The sharp eyed viewers will see that each file as an extra byte comparing to the original files. I couldn’t find the reason for this, but the files seem to be still usable. Here are the files in Linux GUI:
hdfs dfs -copyToLocal /flume/incoming/FlumeData* /home/hdfs
From the application’s perspective this is a good method as the files reach HDFS in the same way they are stored on the source server and they are ready to use without any further actions.
From the storage perspective, HDFS is optimized for much larger files.
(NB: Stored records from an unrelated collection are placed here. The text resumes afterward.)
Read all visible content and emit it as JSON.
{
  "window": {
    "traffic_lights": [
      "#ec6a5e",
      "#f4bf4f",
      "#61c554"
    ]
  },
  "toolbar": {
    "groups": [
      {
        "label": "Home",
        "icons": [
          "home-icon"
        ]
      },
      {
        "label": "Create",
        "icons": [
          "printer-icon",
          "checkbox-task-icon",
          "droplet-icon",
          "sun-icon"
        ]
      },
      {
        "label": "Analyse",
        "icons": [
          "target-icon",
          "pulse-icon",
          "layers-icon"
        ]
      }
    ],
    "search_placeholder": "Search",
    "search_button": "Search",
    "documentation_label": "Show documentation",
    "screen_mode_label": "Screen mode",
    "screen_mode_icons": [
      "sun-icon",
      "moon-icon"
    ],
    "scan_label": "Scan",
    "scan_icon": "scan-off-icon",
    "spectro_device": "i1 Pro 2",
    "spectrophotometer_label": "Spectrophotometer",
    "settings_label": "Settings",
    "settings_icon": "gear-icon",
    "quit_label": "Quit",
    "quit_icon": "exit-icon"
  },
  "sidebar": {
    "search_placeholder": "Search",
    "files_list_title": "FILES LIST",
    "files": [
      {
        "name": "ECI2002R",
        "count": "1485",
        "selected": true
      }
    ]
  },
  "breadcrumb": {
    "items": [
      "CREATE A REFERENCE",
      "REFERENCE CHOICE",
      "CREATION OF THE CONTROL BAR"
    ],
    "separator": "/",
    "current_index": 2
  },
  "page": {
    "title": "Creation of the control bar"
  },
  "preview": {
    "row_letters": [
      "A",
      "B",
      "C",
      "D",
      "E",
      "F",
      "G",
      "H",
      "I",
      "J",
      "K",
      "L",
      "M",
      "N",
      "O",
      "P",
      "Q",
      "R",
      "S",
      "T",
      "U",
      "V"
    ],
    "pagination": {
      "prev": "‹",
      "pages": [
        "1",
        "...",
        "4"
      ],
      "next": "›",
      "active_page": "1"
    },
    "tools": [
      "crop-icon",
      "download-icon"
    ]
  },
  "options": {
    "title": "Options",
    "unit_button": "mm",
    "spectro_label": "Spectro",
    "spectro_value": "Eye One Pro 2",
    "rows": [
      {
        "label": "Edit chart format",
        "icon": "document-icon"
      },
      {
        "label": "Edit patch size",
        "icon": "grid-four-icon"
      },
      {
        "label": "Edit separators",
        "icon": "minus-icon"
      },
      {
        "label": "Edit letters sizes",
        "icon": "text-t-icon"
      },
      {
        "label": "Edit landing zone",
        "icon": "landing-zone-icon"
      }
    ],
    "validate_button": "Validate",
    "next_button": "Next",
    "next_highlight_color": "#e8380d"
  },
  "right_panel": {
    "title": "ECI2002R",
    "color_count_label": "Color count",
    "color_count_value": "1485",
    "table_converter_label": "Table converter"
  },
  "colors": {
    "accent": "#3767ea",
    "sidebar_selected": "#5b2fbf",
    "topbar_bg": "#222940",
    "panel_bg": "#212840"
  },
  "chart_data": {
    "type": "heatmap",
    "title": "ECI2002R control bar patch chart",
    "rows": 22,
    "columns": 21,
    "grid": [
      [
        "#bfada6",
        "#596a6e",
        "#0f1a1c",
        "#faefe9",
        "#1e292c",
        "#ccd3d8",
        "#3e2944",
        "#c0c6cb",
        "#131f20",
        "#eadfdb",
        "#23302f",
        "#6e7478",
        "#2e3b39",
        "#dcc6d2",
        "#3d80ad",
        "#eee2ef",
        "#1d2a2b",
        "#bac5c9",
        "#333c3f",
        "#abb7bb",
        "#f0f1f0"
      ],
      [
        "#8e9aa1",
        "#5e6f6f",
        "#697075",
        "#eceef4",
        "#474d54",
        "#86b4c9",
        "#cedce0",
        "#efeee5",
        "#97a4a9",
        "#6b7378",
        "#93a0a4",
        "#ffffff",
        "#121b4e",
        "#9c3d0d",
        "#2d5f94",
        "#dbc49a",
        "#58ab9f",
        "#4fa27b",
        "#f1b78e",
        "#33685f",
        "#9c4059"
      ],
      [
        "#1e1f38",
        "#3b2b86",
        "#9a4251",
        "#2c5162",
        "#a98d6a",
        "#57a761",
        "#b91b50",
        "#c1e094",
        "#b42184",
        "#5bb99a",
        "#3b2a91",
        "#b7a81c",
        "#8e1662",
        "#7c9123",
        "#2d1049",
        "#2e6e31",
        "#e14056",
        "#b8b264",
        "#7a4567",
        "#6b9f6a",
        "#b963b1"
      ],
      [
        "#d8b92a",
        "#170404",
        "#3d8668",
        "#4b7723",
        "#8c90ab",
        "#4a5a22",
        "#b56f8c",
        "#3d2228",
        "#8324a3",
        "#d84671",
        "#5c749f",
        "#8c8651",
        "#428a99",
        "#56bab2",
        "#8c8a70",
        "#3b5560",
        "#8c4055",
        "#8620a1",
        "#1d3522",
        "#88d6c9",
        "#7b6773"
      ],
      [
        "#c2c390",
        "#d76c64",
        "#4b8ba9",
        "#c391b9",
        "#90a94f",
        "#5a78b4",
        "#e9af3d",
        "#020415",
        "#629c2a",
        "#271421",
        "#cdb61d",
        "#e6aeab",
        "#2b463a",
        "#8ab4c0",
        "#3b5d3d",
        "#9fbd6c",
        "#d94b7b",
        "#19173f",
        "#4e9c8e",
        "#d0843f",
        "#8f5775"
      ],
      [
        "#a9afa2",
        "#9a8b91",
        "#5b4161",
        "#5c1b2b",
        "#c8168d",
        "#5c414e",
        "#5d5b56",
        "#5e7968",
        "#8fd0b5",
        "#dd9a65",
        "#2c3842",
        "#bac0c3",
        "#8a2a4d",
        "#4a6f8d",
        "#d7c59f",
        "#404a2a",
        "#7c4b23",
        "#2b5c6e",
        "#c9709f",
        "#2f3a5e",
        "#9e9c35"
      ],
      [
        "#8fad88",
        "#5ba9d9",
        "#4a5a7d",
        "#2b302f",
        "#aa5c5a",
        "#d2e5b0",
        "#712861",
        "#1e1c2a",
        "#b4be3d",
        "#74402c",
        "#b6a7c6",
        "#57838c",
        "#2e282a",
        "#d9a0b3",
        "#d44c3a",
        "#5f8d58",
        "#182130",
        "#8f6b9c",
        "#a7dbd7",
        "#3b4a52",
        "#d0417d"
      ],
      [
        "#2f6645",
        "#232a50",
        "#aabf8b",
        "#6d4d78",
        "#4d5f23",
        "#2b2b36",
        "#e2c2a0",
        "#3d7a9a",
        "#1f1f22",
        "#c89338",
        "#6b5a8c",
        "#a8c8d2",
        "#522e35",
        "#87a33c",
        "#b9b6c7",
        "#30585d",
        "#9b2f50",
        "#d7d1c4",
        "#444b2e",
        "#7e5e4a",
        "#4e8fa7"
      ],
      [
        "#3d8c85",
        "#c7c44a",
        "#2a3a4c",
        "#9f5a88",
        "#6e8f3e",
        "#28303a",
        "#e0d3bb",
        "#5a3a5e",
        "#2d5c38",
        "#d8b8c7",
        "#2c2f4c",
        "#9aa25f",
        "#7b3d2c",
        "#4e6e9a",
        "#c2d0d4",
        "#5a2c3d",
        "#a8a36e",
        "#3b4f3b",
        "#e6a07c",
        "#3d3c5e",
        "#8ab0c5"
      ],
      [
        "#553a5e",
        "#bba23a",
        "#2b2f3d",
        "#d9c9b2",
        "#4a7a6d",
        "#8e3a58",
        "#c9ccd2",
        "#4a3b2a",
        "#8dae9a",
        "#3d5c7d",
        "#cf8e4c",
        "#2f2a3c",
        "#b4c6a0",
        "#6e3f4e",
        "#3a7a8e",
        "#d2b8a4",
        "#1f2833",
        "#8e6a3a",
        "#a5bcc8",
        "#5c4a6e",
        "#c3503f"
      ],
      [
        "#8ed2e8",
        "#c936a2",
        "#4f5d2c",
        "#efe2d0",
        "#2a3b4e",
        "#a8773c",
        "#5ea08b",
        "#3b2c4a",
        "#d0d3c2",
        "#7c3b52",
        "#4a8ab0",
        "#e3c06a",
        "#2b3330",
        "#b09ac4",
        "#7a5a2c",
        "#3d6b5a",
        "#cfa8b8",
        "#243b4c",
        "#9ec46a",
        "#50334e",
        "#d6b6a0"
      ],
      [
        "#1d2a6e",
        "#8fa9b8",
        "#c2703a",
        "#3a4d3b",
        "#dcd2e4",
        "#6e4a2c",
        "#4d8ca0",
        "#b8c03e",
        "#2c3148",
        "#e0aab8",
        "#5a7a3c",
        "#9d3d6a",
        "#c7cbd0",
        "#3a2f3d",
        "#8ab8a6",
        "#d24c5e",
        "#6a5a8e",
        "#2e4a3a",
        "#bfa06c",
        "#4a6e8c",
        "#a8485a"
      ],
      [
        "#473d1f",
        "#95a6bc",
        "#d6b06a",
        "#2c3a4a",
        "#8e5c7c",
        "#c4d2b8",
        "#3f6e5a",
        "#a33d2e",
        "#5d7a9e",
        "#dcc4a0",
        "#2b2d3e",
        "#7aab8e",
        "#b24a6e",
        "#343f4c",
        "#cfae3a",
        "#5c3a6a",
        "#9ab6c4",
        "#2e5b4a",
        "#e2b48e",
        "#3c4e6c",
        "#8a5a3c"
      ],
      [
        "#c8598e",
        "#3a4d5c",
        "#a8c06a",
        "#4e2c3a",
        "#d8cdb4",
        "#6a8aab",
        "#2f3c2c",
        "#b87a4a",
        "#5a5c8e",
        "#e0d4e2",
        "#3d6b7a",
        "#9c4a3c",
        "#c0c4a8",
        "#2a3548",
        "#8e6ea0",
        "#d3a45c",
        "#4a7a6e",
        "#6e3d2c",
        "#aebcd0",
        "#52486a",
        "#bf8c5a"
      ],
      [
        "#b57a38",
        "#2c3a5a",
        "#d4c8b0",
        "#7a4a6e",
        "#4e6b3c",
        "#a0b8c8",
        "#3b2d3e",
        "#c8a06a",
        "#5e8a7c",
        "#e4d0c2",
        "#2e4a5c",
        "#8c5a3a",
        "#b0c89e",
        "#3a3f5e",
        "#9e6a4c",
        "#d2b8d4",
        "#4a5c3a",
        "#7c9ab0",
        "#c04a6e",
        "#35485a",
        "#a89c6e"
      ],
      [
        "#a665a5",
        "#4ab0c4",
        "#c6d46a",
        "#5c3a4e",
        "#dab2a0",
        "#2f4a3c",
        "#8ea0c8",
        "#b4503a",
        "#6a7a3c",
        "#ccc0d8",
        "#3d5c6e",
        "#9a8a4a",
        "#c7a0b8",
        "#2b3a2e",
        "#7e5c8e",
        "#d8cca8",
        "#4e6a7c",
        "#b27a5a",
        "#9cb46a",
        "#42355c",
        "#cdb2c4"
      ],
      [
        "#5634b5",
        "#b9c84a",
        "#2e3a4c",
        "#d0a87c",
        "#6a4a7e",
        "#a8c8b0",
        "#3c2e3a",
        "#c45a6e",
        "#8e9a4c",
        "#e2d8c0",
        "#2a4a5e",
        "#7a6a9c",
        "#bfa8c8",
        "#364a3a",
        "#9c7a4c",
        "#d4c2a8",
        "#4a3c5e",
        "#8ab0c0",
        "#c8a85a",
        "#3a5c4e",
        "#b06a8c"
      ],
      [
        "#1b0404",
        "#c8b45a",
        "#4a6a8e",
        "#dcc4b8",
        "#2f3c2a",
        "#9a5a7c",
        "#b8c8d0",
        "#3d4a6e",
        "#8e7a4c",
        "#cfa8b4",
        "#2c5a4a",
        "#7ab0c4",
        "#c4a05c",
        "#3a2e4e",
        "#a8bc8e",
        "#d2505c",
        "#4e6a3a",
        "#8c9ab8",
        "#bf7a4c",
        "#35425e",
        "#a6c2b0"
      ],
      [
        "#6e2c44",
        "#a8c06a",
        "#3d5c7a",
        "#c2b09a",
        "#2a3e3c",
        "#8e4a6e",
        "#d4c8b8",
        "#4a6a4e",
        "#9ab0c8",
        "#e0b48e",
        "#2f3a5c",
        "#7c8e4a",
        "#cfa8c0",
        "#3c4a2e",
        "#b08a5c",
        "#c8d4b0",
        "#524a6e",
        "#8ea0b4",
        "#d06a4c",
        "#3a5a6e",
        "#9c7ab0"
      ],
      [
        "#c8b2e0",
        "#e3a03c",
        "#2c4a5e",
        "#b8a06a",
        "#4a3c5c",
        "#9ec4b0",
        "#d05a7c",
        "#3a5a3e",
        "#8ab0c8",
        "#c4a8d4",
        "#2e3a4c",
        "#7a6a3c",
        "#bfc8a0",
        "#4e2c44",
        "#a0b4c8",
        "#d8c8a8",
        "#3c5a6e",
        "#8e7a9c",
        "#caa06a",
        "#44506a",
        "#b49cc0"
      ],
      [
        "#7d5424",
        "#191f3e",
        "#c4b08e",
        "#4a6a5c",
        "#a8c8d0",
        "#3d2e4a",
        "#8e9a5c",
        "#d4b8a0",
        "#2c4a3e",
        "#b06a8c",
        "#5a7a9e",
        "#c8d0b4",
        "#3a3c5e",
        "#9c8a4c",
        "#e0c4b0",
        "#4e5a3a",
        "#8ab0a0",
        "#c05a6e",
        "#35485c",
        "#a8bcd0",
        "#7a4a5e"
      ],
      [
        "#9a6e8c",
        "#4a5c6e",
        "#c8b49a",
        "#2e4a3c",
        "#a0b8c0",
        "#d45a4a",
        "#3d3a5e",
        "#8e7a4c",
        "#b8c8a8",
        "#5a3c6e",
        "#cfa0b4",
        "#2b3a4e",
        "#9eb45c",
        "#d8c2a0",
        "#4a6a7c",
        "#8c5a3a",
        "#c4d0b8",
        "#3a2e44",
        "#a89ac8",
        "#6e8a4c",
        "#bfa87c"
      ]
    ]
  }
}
So if you have lots of files it is better to use avro sink to group image files to larger avro files. You will then have to write your own code that deserializes the avro files and extracts the individual images before you run any computations on them. We will try this technique in a another post.